B. An `orchestrian' owned by the parties and having an estimated value of $15,000 shall be immediately sold and the net proceeds of the sale shall be divided equally between the parties.
C. Plaintiff will convey to Defendant all her right, title and interest in and to 14 Apple Hill Road, West Hartford, Ct. Defendant in turn will hold Plaintiff harmless on the mortgage, taxes, utilities and all other costs to said premises.
D. Concerning various items of furniture and furnishings listed in "Court Exhibit I" attached hereto, Plaintiff shall take and have as her sole property those items on pp. 1 thru 5 which have been checked. The parties shall alternate in the selection of the remaining items listed on pp. 1-9 of this exhibit with Plaintiff making the first choice.
VIII. Alimony
After having considered all of the provisions of Sec.46b-82 C.G.S., including such predominating factors as the length of the marriage, the amount and sources of income of the parties, their vocational skills, and the awards which this court has previously made pursuant to Sec. 46b-81c C.G.S., it is ordered that Defendant pay Plaintiff as alimony, the sum of $400 per week for a period of four years, $200 per week for a period of three additional years, and lastly, $100 per week for a final period of three years.

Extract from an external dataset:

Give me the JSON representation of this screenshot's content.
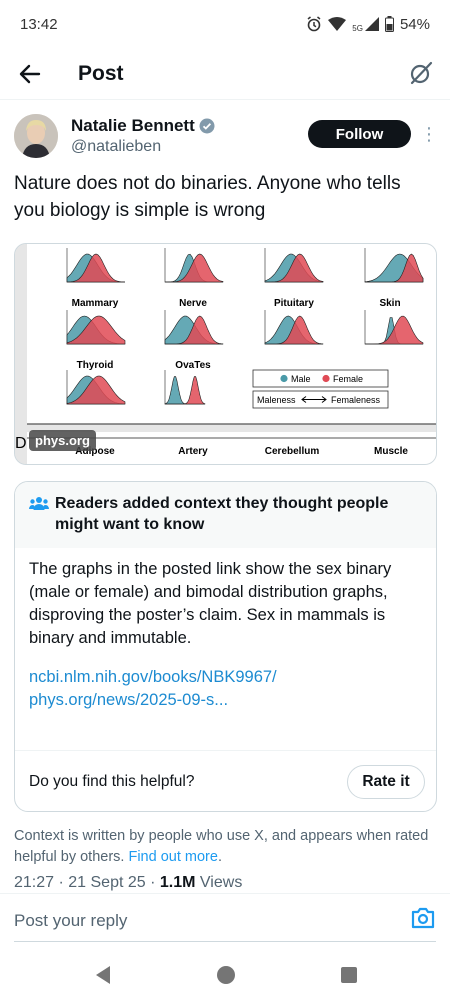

This order shall be non-modifiable as to both term and amount and shall sooner terminate upon the remarriage of the Plaintiff or upon the death of either party.
IX. Other Orders
A. Counsel Fees:
Because of the financial orders previously made and on CT Page 885 the evidence, no award of counsel fees is made to either party.
B. Health and Life Insurance for Plaintiff
For the reasons stated in Part IX A. above, no orders are made on these subjects.
C. Liabilities
With the exception of the order concerning counsel fees previously made and real estate taxes on 14 Apple Hill Road, each of the parties will be personally responsible for any debts listed on his or her financial affidavit and will hold the other party harmless in that regard.